POR MARÍA DEL CARMEN CALDERÓN BERROCAL, CRONISTA OFICIAL DE CABEZA LA VACA (BADAJOZ)

Él no era un genio, era ‘el genio’, no era un renacentista, era ‘el Renacimiento’.
En un mundo donde se reparte el calificativo de «genio» con la ligereza de quien lanza confeti —a cantantes, deportistas o influencers—, hablar de Leonardo da Vinci impone cierto respeto, porque si hubo alguien que encarnó el genio en estado puro, fue él. No por una obra ni por una disciplina, sino por una vida entera consagrada a la obsesión más poderosa que existe: entender.
Leonardo no era simplemente un pintor extraordinario. Tampoco un ingeniero brillante. Ni un anatomista de vanguardia. Era todo eso a la vez. Y algo más: un hombre que no concebía límites entre saberes. Su mente era un campo abierto donde el arte se cruzaba con la ciencia, la filosofía con la mecánica, la poesía con la geometría. Si hoy lo encajáramos en una etiqueta, no cabría en ninguna.
El arte como investigación
La Gioconda no es solo un retrato. Es una declaración de principios. La sonrisa más discutida de la historia no se pintó por capricho. Leonardo llevaba años diseccionando cadáveres, descomponiendo rostros, estudiando la luz que rebota en el iris y las emociones que se cuelan en una comisura. Lo suyo no era un simple ejercicio de talento, sino el resultado de una investigación científica: músculo a músculo, nervio a nervio.
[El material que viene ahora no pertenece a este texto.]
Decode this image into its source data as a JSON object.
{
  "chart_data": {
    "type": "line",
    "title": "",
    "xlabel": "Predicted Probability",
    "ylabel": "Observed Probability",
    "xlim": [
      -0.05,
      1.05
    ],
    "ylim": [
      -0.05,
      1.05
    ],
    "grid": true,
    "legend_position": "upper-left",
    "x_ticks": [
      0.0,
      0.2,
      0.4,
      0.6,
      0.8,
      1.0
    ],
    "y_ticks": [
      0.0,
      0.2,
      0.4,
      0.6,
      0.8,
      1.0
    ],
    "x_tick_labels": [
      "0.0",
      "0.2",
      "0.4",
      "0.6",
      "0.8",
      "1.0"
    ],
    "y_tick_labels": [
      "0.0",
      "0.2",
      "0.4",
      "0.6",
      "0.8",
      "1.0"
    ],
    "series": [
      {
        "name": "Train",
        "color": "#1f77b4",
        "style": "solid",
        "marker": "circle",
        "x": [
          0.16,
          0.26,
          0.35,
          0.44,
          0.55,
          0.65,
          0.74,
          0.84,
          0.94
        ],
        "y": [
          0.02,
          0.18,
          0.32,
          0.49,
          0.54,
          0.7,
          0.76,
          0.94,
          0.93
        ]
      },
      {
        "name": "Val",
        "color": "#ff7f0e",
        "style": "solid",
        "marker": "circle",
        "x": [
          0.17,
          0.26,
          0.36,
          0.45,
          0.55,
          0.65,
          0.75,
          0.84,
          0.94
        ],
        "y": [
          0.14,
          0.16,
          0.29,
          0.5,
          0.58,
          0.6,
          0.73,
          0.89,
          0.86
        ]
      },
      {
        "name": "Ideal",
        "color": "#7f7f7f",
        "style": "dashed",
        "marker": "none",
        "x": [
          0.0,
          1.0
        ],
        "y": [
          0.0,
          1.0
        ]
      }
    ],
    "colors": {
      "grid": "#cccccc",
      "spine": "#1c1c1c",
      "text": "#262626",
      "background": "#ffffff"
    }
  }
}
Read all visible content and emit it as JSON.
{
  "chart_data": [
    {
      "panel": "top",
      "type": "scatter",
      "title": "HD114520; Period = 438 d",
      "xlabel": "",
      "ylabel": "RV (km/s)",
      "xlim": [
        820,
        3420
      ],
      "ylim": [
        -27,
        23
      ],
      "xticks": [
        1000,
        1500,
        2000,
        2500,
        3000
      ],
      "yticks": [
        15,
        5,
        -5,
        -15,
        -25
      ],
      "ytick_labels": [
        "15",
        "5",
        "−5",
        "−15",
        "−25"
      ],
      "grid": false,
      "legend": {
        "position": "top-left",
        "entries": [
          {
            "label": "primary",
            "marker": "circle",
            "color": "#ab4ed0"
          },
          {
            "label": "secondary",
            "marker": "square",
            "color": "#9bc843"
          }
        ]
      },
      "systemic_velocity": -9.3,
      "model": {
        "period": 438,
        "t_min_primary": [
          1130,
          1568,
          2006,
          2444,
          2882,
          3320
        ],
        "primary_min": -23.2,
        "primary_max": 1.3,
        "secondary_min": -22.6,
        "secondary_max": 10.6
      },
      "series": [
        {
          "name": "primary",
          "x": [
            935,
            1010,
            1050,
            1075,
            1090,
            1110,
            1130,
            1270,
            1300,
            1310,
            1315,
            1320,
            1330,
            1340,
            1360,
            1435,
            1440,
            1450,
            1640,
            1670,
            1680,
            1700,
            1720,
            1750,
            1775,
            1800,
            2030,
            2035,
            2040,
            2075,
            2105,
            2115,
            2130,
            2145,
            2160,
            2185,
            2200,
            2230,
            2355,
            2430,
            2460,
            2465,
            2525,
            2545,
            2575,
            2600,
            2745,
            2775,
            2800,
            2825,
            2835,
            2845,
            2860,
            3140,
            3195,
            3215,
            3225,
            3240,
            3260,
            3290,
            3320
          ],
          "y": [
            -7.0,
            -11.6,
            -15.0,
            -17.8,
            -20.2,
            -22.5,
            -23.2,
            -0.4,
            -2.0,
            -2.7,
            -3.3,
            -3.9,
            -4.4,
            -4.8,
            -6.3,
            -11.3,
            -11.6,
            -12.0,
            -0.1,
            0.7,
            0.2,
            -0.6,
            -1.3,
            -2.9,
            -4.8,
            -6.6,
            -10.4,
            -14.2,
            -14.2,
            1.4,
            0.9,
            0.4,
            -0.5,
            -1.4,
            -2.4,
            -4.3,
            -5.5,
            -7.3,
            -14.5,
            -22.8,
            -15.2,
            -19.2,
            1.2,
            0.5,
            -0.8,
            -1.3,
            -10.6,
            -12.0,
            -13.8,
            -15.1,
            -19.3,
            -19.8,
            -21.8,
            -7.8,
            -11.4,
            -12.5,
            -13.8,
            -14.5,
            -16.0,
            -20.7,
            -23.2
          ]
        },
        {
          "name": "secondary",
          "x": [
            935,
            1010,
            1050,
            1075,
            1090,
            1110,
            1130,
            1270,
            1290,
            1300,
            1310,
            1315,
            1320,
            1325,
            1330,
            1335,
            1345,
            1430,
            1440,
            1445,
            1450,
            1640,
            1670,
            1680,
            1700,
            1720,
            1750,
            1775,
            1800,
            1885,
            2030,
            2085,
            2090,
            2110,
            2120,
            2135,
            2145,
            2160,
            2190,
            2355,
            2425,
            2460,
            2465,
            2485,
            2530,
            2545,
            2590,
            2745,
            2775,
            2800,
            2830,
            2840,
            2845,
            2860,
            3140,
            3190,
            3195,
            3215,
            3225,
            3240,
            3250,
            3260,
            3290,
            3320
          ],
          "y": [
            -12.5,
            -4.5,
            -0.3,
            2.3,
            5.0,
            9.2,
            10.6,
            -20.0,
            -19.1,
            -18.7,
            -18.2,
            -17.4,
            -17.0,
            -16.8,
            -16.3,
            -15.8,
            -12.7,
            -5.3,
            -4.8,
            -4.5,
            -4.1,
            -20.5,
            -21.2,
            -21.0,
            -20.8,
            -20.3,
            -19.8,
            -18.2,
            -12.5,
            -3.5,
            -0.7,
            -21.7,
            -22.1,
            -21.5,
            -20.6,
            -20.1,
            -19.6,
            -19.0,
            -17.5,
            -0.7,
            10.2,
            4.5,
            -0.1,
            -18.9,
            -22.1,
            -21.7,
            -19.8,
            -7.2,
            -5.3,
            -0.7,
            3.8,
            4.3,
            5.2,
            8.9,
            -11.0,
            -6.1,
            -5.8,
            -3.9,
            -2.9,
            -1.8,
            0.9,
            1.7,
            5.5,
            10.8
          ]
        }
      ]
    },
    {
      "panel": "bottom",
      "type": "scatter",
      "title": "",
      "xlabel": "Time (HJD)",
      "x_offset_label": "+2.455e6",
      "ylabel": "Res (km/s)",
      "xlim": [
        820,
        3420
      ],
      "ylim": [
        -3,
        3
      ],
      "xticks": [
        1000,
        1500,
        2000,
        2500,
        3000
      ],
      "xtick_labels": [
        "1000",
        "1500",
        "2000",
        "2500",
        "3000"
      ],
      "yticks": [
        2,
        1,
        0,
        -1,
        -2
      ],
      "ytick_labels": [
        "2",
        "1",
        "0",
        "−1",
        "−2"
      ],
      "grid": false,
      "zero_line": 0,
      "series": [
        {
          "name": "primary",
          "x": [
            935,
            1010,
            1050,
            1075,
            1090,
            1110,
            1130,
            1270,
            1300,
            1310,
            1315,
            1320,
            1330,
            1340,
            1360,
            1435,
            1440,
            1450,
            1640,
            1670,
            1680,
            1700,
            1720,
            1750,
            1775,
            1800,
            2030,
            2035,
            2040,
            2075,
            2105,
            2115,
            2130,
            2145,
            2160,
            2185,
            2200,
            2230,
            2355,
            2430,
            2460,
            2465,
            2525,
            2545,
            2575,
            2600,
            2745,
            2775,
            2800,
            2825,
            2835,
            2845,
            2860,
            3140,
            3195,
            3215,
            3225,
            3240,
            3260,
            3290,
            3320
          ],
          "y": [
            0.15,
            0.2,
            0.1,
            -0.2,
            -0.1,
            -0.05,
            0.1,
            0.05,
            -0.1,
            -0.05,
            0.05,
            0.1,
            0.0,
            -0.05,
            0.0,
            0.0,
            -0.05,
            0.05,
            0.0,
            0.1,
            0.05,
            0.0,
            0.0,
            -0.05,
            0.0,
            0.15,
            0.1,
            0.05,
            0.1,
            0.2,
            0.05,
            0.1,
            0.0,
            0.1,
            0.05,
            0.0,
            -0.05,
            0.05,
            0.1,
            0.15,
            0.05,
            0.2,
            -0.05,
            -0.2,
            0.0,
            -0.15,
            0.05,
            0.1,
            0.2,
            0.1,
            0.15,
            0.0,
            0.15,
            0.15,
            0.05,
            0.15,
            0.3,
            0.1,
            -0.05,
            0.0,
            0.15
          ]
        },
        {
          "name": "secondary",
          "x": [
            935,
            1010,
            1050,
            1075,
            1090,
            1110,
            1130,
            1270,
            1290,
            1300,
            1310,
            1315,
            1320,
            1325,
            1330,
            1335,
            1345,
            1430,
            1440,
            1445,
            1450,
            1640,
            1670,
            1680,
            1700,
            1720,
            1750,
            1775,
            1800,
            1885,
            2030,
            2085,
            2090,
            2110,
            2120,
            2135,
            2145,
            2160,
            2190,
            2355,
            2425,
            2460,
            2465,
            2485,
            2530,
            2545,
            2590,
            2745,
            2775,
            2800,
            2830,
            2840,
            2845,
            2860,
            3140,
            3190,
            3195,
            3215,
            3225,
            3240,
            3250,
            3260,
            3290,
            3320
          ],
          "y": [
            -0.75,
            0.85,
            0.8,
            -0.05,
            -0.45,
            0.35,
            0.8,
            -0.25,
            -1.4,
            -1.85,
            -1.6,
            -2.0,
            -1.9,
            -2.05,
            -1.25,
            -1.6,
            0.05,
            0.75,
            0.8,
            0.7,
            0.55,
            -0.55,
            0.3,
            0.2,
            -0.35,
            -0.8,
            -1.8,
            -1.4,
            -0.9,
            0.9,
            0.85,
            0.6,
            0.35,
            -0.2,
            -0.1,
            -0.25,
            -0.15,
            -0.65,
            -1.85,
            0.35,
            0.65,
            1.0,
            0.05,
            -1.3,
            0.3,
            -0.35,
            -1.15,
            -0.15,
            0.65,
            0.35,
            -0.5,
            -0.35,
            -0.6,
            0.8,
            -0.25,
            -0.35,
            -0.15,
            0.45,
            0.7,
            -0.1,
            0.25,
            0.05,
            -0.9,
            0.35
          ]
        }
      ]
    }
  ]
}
No dejaba de pintar la obra porque no le saliera. No la terminaba porque siempre encontraba algo nuevo que afinar y perfeccionar. Como si esa sonrisa fuera un acertijo sin solución definitiva. Al mirarla, se duda si, en verdad, está sonriendo o no, nos está observando o nos deja observarla. Esa ambigüedad es la obra maestra de una mente que jamás se conformó con lo evidente y que siempre se atrevió a ir más allá.
Más allá del pincel
Lo más curioso es que, en su tiempo, Leonardo era tanto inventor como artista. El Duque de Milán no lo contrató por su talento con el óleo, sino por su capacidad para idear sistemas hidráulicos, proyectar fortalezas y diseñar espectáculos mecánicos. Fue escenógrafo antes que pintor, ingeniero antes que académico. En sus cuadernos hay planos de helicópteros, puentes, submarinos y máquinas imposibles. Algunas nunca funcionaron; o sí, con otros nombres, con otra autoría, anticipándose a su tiempo por siglos.
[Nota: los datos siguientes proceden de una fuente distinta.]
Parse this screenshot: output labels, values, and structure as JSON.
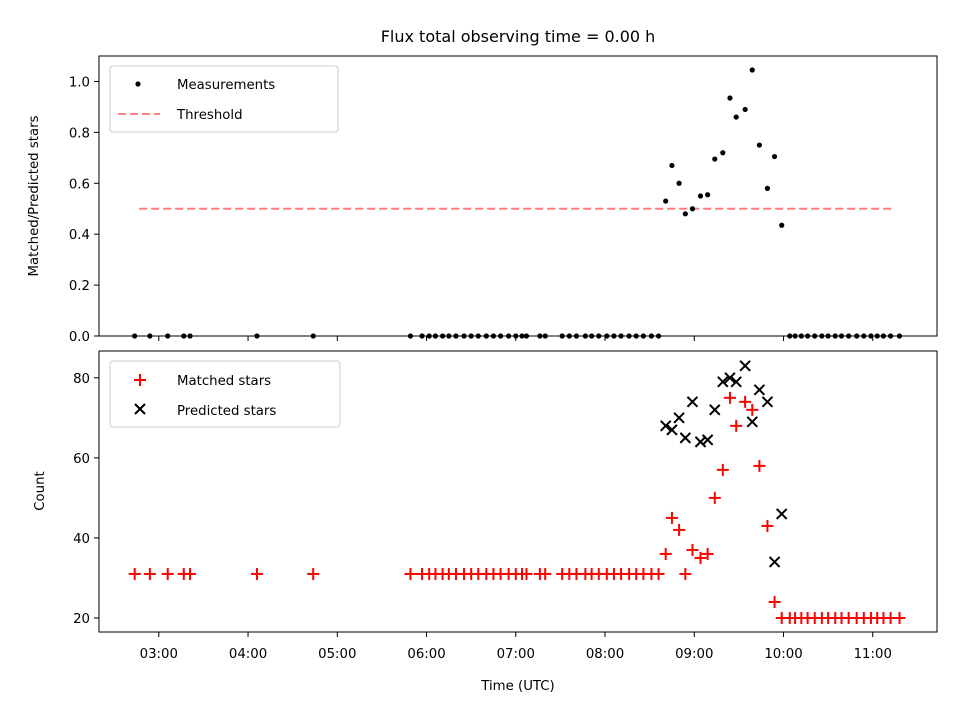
{
  "chart_data": {
    "title": "Flux total observing time = 0.00 h",
    "xlabel": "Time (UTC)",
    "x_ticks": [
      "03:00",
      "04:00",
      "05:00",
      "06:00",
      "07:00",
      "08:00",
      "09:00",
      "10:00",
      "11:00"
    ],
    "x_tick_hours": [
      3,
      4,
      5,
      6,
      7,
      8,
      9,
      10,
      11
    ],
    "xlim_hours": [
      2.33,
      11.72
    ],
    "panels": [
      {
        "type": "scatter",
        "ylabel": "Matched/Predicted stars",
        "ylim": [
          0,
          1.1
        ],
        "y_ticks": [
          "0.0",
          "0.2",
          "0.4",
          "0.6",
          "0.8",
          "1.0"
        ],
        "y_tick_values": [
          0,
          0.2,
          0.4,
          0.6,
          0.8,
          1.0
        ],
        "legend_position": "upper-left",
        "threshold": {
          "name": "Threshold",
          "value": 0.5,
          "x_range_hours": [
            2.78,
            11.25
          ],
          "color": "#ff7f7f"
        },
        "series": [
          {
            "name": "Measurements",
            "color": "#000000",
            "marker": "dot",
            "x_hours": [
              2.73,
              2.9,
              3.1,
              3.28,
              3.35,
              4.1,
              4.73,
              5.82,
              5.95,
              6.03,
              6.1,
              6.18,
              6.25,
              6.33,
              6.42,
              6.5,
              6.58,
              6.67,
              6.75,
              6.83,
              6.92,
              7.0,
              7.07,
              7.12,
              7.27,
              7.33,
              7.52,
              7.6,
              7.68,
              7.78,
              7.85,
              7.93,
              8.02,
              8.1,
              8.18,
              8.27,
              8.35,
              8.43,
              8.52,
              8.6,
              8.68,
              8.75,
              8.83,
              8.9,
              8.98,
              9.07,
              9.15,
              9.23,
              9.32,
              9.4,
              9.47,
              9.57,
              9.65,
              9.73,
              9.82,
              9.9,
              9.98,
              10.07,
              10.13,
              10.2,
              10.27,
              10.35,
              10.43,
              10.5,
              10.58,
              10.65,
              10.73,
              10.82,
              10.9,
              10.98,
              11.05,
              11.12,
              11.2,
              11.3
            ],
            "y": [
              0,
              0,
              0,
              0,
              0,
              0,
              0,
              0,
              0,
              0,
              0,
              0,
              0,
              0,
              0,
              0,
              0,
              0,
              0,
              0,
              0,
              0,
              0,
              0,
              0,
              0,
              0,
              0,
              0,
              0,
              0,
              0,
              0,
              0,
              0,
              0,
              0,
              0,
              0,
              0,
              0.53,
              0.67,
              0.6,
              0.48,
              0.5,
              0.55,
              0.555,
              0.695,
              0.72,
              0.935,
              0.86,
              0.89,
              1.045,
              0.75,
              0.58,
              0.705,
              0.435,
              0,
              0,
              0,
              0,
              0,
              0,
              0,
              0,
              0,
              0,
              0,
              0,
              0,
              0,
              0,
              0,
              0
            ]
          }
        ]
      },
      {
        "type": "scatter",
        "ylabel": "Count",
        "ylim": [
          16.5,
          86.7
        ],
        "y_ticks": [
          "20",
          "40",
          "60",
          "80"
        ],
        "y_tick_values": [
          20,
          40,
          60,
          80
        ],
        "legend_position": "upper-left",
        "series": [
          {
            "name": "Matched stars",
            "color": "#ff0000",
            "marker": "plus",
            "x_hours": [
              2.73,
              2.9,
              3.1,
              3.28,
              3.35,
              4.1,
              4.73,
              5.82,
              5.95,
              6.03,
              6.1,
              6.18,
              6.25,
              6.33,
              6.42,
              6.5,
              6.58,
              6.67,
              6.75,
              6.83,
              6.92,
              7.0,
              7.07,
              7.12,
              7.27,
              7.33,
              7.52,
              7.6,
              7.68,
              7.78,
              7.85,
              7.93,
              8.02,
              8.1,
              8.18,
              8.27,
              8.35,
              8.43,
              8.52,
              8.6,
              8.68,
              8.75,
              8.83,
              8.9,
              8.98,
              9.07,
              9.15,
              9.23,
              9.32,
              9.4,
              9.47,
              9.57,
              9.65,
              9.73,
              9.82,
              9.9,
              9.98,
              10.07,
              10.13,
              10.2,
              10.27,
              10.35,
              10.43,
              10.5,
              10.58,
              10.65,
              10.73,
              10.82,
              10.9,
              10.98,
              11.05,
              11.12,
              11.2,
              11.3
            ],
            "y": [
              31,
              31,
              31,
              31,
              31,
              31,
              31,
              31,
              31,
              31,
              31,
              31,
              31,
              31,
              31,
              31,
              31,
              31,
              31,
              31,
              31,
              31,
              31,
              31,
              31,
              31,
              31,
              31,
              31,
              31,
              31,
              31,
              31,
              31,
              31,
              31,
              31,
              31,
              31,
              31,
              36,
              45,
              42,
              31,
              37,
              35,
              36,
              50,
              57,
              75,
              68,
              74,
              72,
              58,
              43,
              24,
              20,
              20,
              20,
              20,
              20,
              20,
              20,
              20,
              20,
              20,
              20,
              20,
              20,
              20,
              20,
              20,
              20,
              20
            ]
          },
          {
            "name": "Predicted stars",
            "color": "#000000",
            "marker": "x",
            "x_hours": [
              8.68,
              8.75,
              8.83,
              8.9,
              8.98,
              9.07,
              9.15,
              9.23,
              9.32,
              9.4,
              9.47,
              9.57,
              9.65,
              9.73,
              9.82,
              9.9,
              9.98
            ],
            "y": [
              68,
              67,
              70,
              65,
              74,
              64,
              64.5,
              72,
              79,
              80,
              79,
              83,
              69,
              77,
              74,
              34,
              46
            ]
          }
        ]
      }
    ]
  }
}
Esa mezcla de arte, ciencia y teatro la vemos, por ejemplo, en La Última Cena. Más que una escena bíblica, es una coreografía emocional. Cada apóstol reacciona al anuncio de Jesús como si la noticia les atravesara en tiempo real. La composición guía la mirada, el movimiento se propaga en ondas. No es una pintura, es una escena suspendida en el vértigo del instante.
Se atreve incluso a hacer de su pensamiento la cuestión que a tantos ha hecho devanarse los sesos en investigaciones sobre si Jesús estaba casado, si tenía una hija, si es San Juan o Magdalena quien aparece en el cuadro, si el centro no es verdaderamente Jesús sino un bebé…
El hombre tras el mito
Leonardo no fue un personaje fácil. Era hijo ilegítimo, zurdo, vegetariano y homosexual en una Italia renacentista que no toleraba mucho de eso. Y, sin embargo, fue admirado y solicitado. Caminaba por Florencia con túnicas de colores, rodeado de matemáticos, músicos y arquitectos. Vestía como un dandy y pensaba como un sabio. Su libertad personal era tan radical como su pensamiento.
Tuvo rivales, claro. Con Miguel Ángel compartía talento y poca simpatía. Eran el día y la noche: Leonardo, sociable y refinado; Michelangelo Buonarroti, oscuro y atormentado. Competían por encargos, chocaban en estilo y en temperamento. Nunca se soportaron. Pero ese enfrentamiento terminó siendo un regalo para la historia del arte.
El legado de la inquietud
A diferencia de tantos sabios que se especializan en un rincón del conocimiento, Leonardo decidió no elegir. Quiso saberlo todo. Y, aunque no lo logró —nadie puede—, dejó constancia de cada intento.
Hoy sus cuadernos siguen fascinando no por las respuestas, sino por las preguntas. Porque esa era su verdadera fuerza: preguntar con la mirada de quien nunca se cansa.
Leonardo da Vinci no fue un hombre que vivió en el Renacimiento. Fue el Renacimiento. Y no por lo que hizo, sino por lo que fue capaz de imaginar.